– Ты великолепен!
Закрученный на несколько оборотов торс пахана начал медленно раскручиваться в новую сторону. Это движение создало в его внутренностях вакуум, куда и ринулась выпущенная сперма, сдобренная твоим желудочным соком и желчью.
– Отныне ты будешь зваться – Содом Капустин! – Взревел пахан.
Несколько мгновений вспять бурлящая кислота уже достигла его простаты. В прошлое мгновение сияющая желчь уже заполнила емкости его тестикул. А когда на свет родилось твое имя, лопающиеся от напряжения, ужасающиеся от силы передаваемого ими потрясения, нервные волокна пахана передали в его мозг сигнал о боли.
Пахан затих. Пахан замер. Вместе с ним обмерла и вся камера, и все зеки, и все, кто не мог ничего видеть и чувствовать.
И ты снова увидел, что время повернулось к тебе боком. Но ты расслабленно отверг такой знак дружеского расположения.
А в следующий момент пахана, он плашмя рухнул на бубен своего шестерки. Его енг, выскочив из твоей глотки, принялся хлестать вокруг, словно обезумевший от интоксикации удав, или упущенный пожарным брандспойт, орошая всех не умудрившихся заснуть или спрятаться ядом полупереваренных спермиев.

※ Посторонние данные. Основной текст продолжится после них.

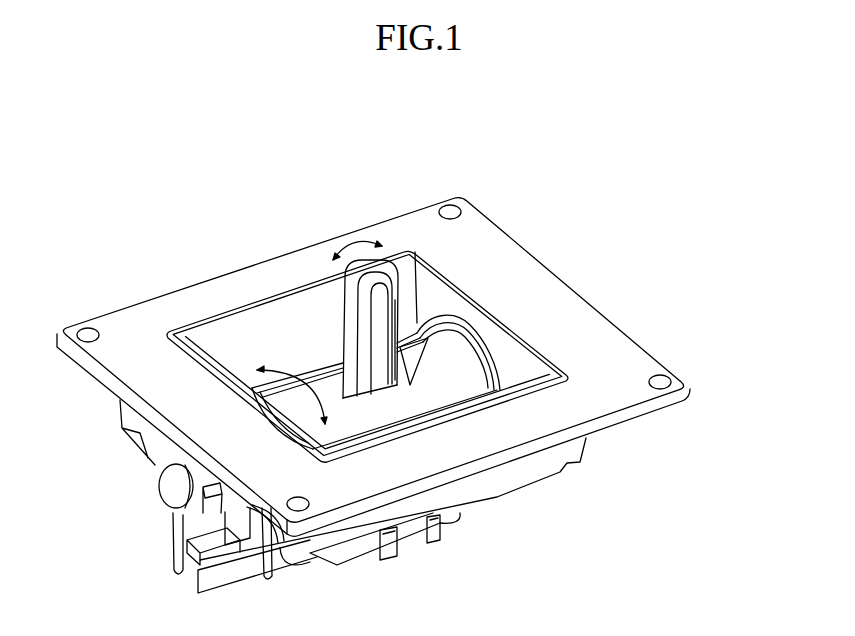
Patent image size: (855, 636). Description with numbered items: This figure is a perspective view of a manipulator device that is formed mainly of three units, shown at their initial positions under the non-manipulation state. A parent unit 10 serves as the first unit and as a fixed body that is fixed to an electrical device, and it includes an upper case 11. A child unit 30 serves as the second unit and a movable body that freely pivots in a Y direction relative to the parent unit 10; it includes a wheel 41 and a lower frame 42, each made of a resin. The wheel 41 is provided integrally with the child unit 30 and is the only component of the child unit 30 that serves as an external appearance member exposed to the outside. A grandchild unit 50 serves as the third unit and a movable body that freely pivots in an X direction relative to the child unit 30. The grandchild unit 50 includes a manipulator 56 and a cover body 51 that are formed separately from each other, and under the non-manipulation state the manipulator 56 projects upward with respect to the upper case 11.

Ты помнишь, что случилось потом?
Растроённые ногти твоего бывшего соседа, окрашенные ляписом, хной и пурпуром, отполированные шестеркой пахана до тусклого свечения черного булата и матовой остроты белого жемчуга, отторгли свои цвета, и те скатились каплями и кубиками на твои стопы. Следом свершилась противозаконная трансформация: три ногтевые пластины на каждом из его пальцев под твоим взором сливались в одну. Но тело пахана так спешило иссечь память о своем проникновении в плоть твоего бывшего соседа, что ногти, обязанные быть порознь, тоже срастались, корежа натравленные один на другой пальцы…
Чьи-то руки, скорее всего, именно твои, ибо не было поблизости иных рук, стерли с твоего лица смертоносные снежинки желудочного сока пополам с беспечно живой спермой. Кровь твоего бывшего соседа, не могущая остановить свое вращение даже вне его тела, заставляла эти две жидкости собираться во фрактальные многолучевые звезды, острые шипы которых без труда раздирали ткани одеял и тел.

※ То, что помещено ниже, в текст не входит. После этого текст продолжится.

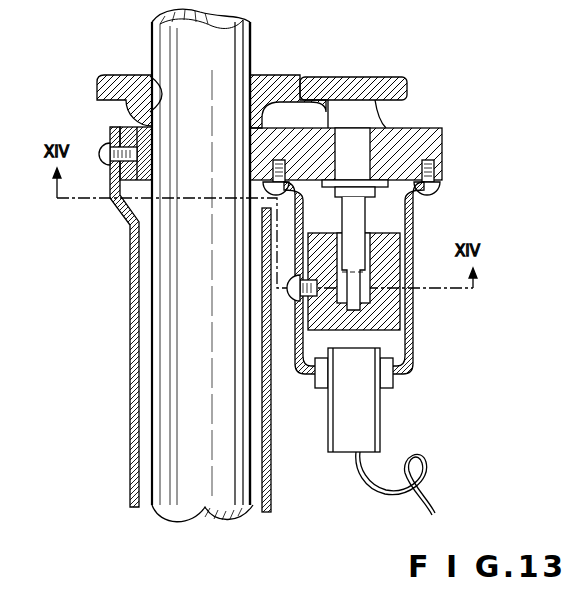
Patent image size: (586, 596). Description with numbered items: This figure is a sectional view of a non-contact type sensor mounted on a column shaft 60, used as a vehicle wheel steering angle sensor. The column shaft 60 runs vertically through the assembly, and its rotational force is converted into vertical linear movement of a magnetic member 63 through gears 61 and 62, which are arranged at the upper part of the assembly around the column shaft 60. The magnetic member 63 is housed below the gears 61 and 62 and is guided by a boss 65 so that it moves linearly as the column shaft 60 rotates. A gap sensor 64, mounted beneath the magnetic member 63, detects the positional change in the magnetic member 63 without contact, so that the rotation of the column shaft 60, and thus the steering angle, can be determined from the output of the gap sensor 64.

The column shaft 60 is at (170, 353).
The gear 61 is at (280, 80).
The gear 62 is at (370, 77).
The magnetic member 63 is at (395, 267).
The gap sensor 64 is at (375, 418).
The boss 65 is at (293, 303).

Пахан открыл глаза своего тела и посмотрел на тебя. Ты же, словно в ответ, слизнул со своих ладоней уже начавшие забираться под кожу снежинки. Некоторые тут же впились в твой язык, другие, стремясь как можно скорее прильнуть к зародышу твоей книги, уже накрепко вросли в тебя, образовав между дерматоглифами новые письмена.

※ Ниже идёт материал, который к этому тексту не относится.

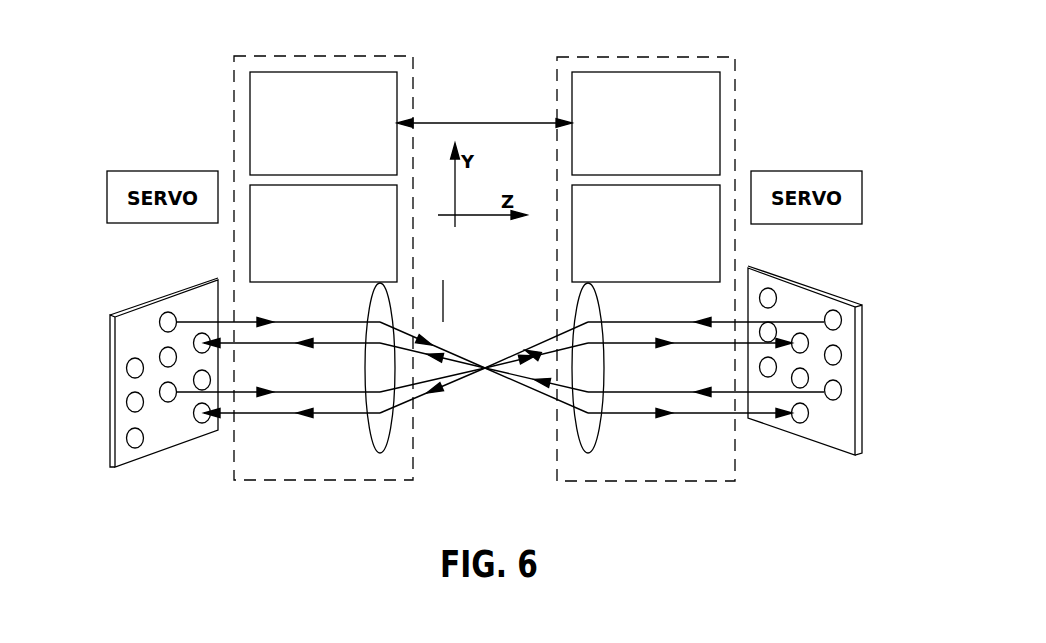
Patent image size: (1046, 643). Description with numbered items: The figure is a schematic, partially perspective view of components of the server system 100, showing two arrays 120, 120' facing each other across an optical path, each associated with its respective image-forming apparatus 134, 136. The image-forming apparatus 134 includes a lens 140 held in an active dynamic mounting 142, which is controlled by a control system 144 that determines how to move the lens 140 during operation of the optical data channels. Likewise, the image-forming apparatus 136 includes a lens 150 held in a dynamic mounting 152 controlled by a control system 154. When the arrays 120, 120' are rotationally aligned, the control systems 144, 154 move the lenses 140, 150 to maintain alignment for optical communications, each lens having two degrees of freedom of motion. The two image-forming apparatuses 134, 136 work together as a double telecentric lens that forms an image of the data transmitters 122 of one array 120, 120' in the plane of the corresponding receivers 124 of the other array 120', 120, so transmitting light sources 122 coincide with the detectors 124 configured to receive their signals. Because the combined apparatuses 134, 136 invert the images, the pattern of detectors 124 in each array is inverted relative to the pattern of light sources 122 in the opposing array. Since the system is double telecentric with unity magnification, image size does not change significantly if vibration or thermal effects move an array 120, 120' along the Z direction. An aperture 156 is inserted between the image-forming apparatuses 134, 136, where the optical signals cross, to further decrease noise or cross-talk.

The system 100 is at (171, 52).
The array 120 is at (143, 363).
The array 120' is at (824, 342).
The data transmitter 122 is at (168, 312).
The receiver 124 is at (126, 368).
The image-forming apparatus 134 is at (340, 471).
The image-forming apparatus 136 is at (663, 471).
The lens 140 is at (382, 445).
The dynamic mounting 142 is at (342, 271).
The control system 144 is at (389, 166).
The lens 150 is at (586, 308).
The dynamic mounting 152 is at (663, 271).
The control system 154 is at (711, 166).
The aperture 156 is at (443, 302).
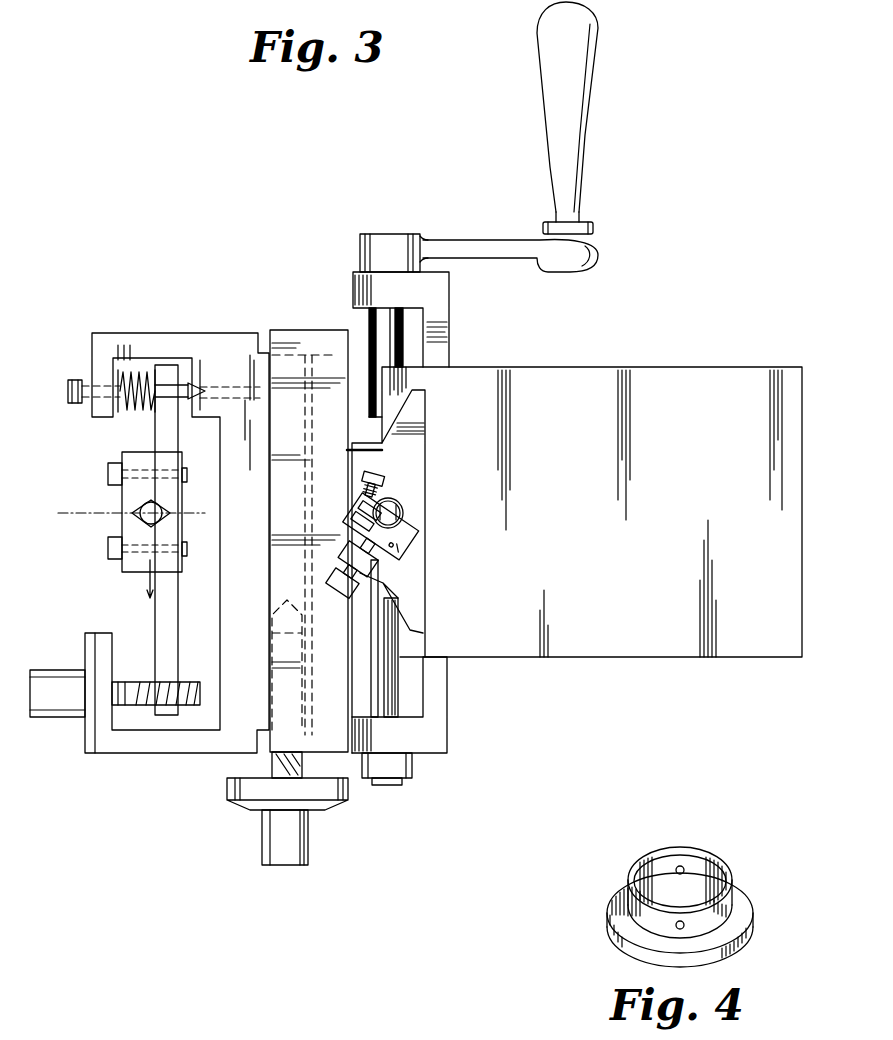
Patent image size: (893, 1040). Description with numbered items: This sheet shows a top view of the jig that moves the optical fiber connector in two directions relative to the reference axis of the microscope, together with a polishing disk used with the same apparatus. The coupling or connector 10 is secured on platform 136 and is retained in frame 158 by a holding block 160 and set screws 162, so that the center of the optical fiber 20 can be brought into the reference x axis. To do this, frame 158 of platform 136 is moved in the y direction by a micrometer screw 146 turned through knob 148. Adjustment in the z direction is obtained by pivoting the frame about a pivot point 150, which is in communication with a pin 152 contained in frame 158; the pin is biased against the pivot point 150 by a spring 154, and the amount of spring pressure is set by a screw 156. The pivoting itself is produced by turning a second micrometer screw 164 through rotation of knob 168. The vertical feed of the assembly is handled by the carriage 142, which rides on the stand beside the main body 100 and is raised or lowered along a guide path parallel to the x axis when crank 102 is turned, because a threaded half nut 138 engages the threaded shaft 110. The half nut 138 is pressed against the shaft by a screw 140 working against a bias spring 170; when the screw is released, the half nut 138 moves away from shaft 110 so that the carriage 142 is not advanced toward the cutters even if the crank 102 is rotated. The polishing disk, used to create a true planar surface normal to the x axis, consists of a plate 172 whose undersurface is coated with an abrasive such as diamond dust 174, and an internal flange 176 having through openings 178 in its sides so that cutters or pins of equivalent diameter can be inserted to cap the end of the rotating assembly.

In FIG. 3, the coupling 10 is at (121, 525).
In FIG. 3, the optical fiber 20 is at (160, 507).
In FIG. 3, the base body 100 is at (633, 370).
In FIG. 3, the crank 102 is at (573, 182).
In FIG. 3, the threaded shaft 110 is at (403, 513).
In FIG. 3, the platform 136 is at (157, 761).
In FIG. 3, the threaded half nut 138 is at (398, 573).
In FIG. 3, the screw 140 is at (347, 590).
In FIG. 3, the carriage 142 is at (318, 305).
In FIG. 3, the micrometer screw 146 is at (285, 770).
In FIG. 3, the knob 148 is at (295, 865).
In FIG. 3, the pivot point 150 is at (205, 394).
In FIG. 3, the pin 152 is at (200, 388).
In FIG. 3, the spring 154 is at (140, 372).
In FIG. 3, the screw 156 is at (68, 391).
In FIG. 3, the frame 158 is at (160, 612).
In FIG. 3, the holding block 160 is at (122, 500).
In FIG. 3, the set screws 162 is at (108, 473).
In FIG. 3, the micrometer screw 164 is at (200, 688).
In FIG. 3, the knob 168 is at (52, 717).
In FIG. 3, the bias spring 170 is at (375, 488).
In FIG. 4, the plate 172 is at (755, 925).
In FIG. 4, the diamond dust 174 is at (727, 953).
In FIG. 4, the internal flange 176 is at (733, 897).
In FIG. 4, the through openings 178 is at (683, 867).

Ты без движения, страсти и удивления наблюдал за тем, как эти новые знаки изничтожают все былое и все будущее, что несли твои ладони. Смотря на это, ты в те же мгновения видел, как эбеновый уд твоего бывшего соседа растекается между его ног, оставляя хозяину лишь порожнюю, словно кожа змеи или мебельный чехол, шкурку. Изливающиеся жизненные силы и соки не задерживались на стремящемся их удержать кафеле, формируясь в узкую веревку смерча. А на втором ярусе нар уже извивался, кочевряжился и скакал по занавескам, подушкам и ногам зеков шестерка пахана, пытаясь надеть на стремящуюся в окно верхушку смерча огромный молочный бидон.